In his letter, Larry describes how “Today, GE is a stronger, more customer-centric company. We are building a culture that puts safety at the forefront and lean at the center. This clarity of mission provides compelling opportunities for our businesses to define the trajectory of their industries—we shape the future of flight, advance precision health and lead the energy transition—and we do it by getting better every day.”
Given the continued focus and dedication of our employees, we are operating from a position of strength, focused on important growth sectors in aviation, healthcare, and energy. Larry continued – “With this confidence, we were able to announce in November our plans to transform the company by forming three independent, investment-grade industry leaders with sustainability at their core.” As independently run companies, each can benefit from greater focus, tailored capital allocation, and strategic flexibility to deliver long-term growth and create value for customers, investors, and employees.
In the spirit of Kaizen, the lean principle of continuous improvement, we were able to reduce the length of the 10-K again, this time by 20 pages versus the prior year.
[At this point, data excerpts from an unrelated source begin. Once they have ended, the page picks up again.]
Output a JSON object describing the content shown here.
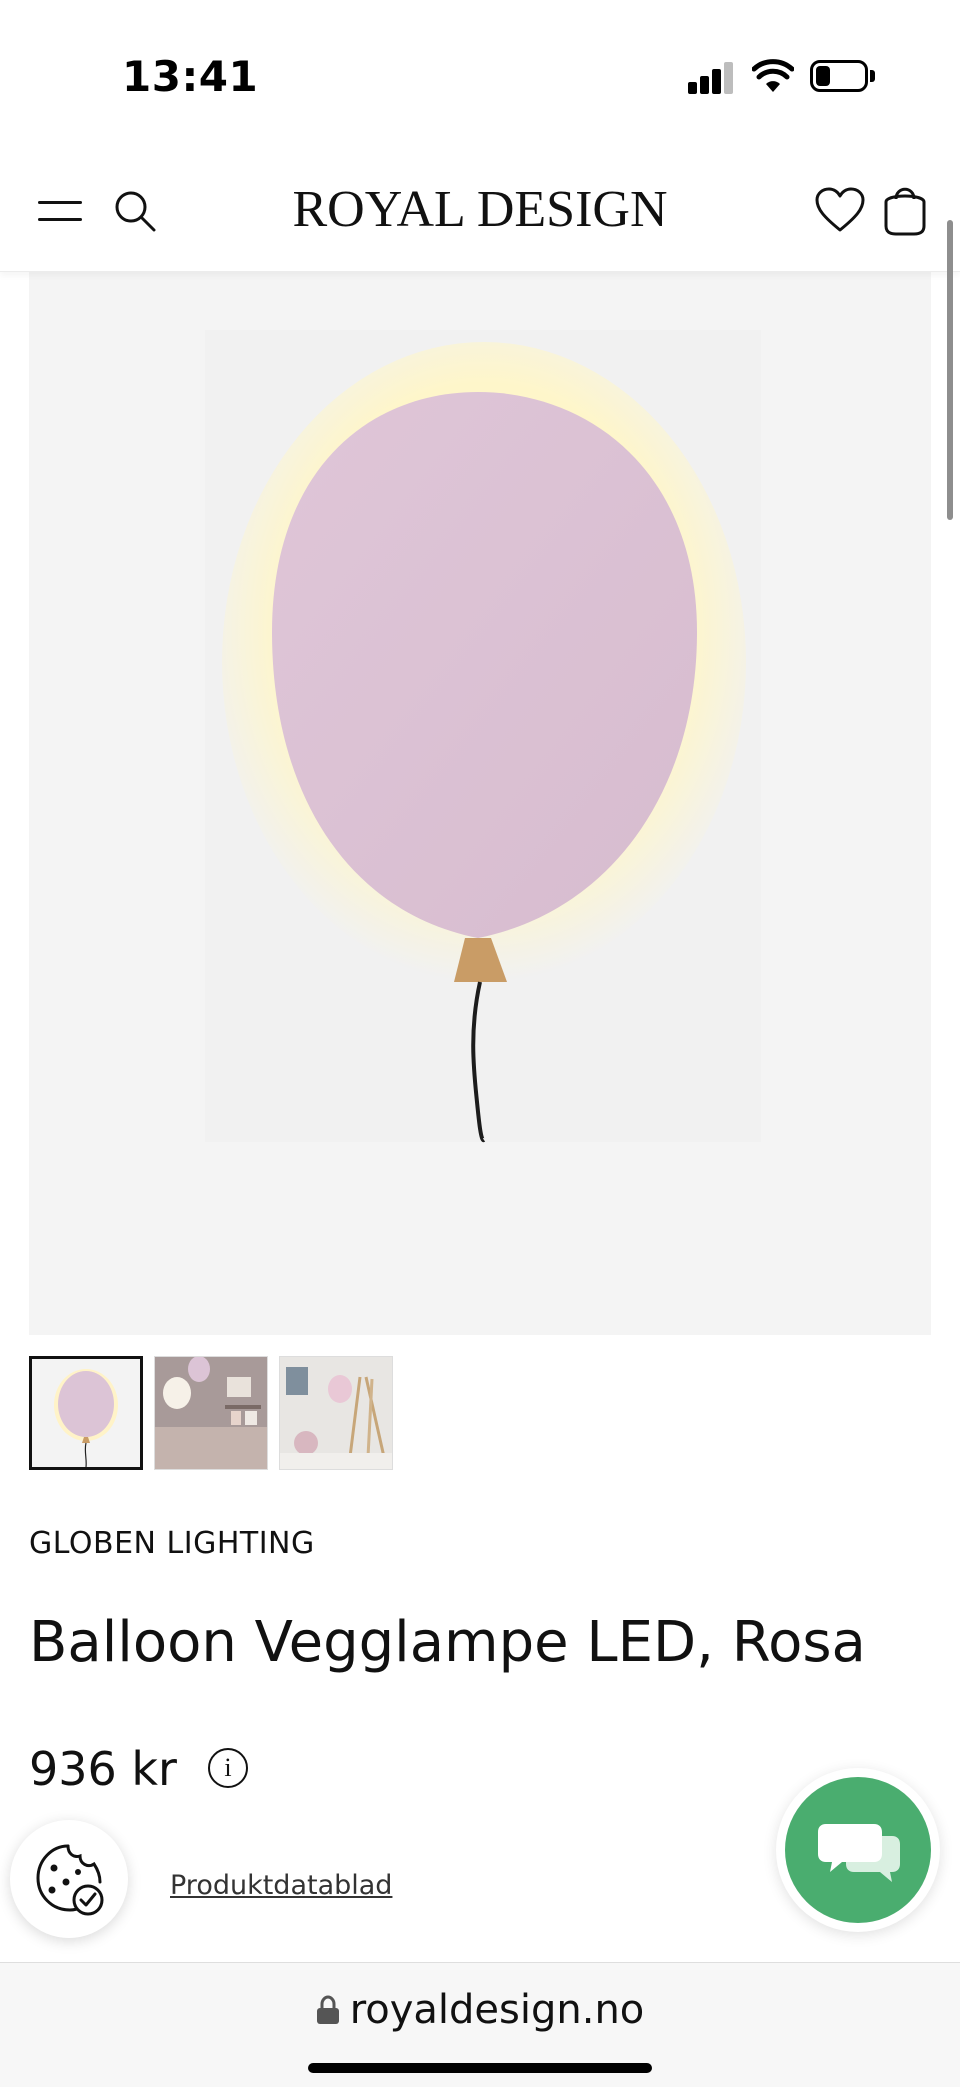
{
  "status_bar": {
    "time": "13:41",
    "icons": [
      "cellular-signal-icon",
      "wifi-icon",
      "battery-icon"
    ]
  },
  "header": {
    "logo": "ROYAL DESIGN",
    "icons": [
      "menu-icon",
      "search-icon",
      "heart-icon",
      "shopping-bag-icon"
    ]
  },
  "product": {
    "brand": "GLOBEN LIGHTING",
    "title": "Balloon Vegglampe LED, Rosa",
    "price": "936 kr",
    "datasheet_link": "Produktdatablad",
    "thumbnails": [
      "product-photo",
      "lifestyle-photo-1",
      "lifestyle-photo-2"
    ],
    "selected_thumbnail": 0
  },
  "colors": {
    "balloon_pink": "#dcc4d6",
    "chat_green": "#4aad6f",
    "image_bg": "#f4f4f4"
  },
  "browser": {
    "url": "royaldesign.no"
  }
}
We continued to improve the effectiveness of our disclosures in 2021, culminating with today’s release of our 10-K with single-column reporting. Please see more details below on our 10-K, including reporting changes and key disclosures.
Our 2021 Diversity Annual Report builds upon our commitment to improve the depth and breadth of our diversity data. This year, we’ve added data sets covering voluntary self-identification data for U.S. veteran status and disability (U.S.), and a new section that covers equitable pay for gender globally and for U.S. underrepresented minority employees.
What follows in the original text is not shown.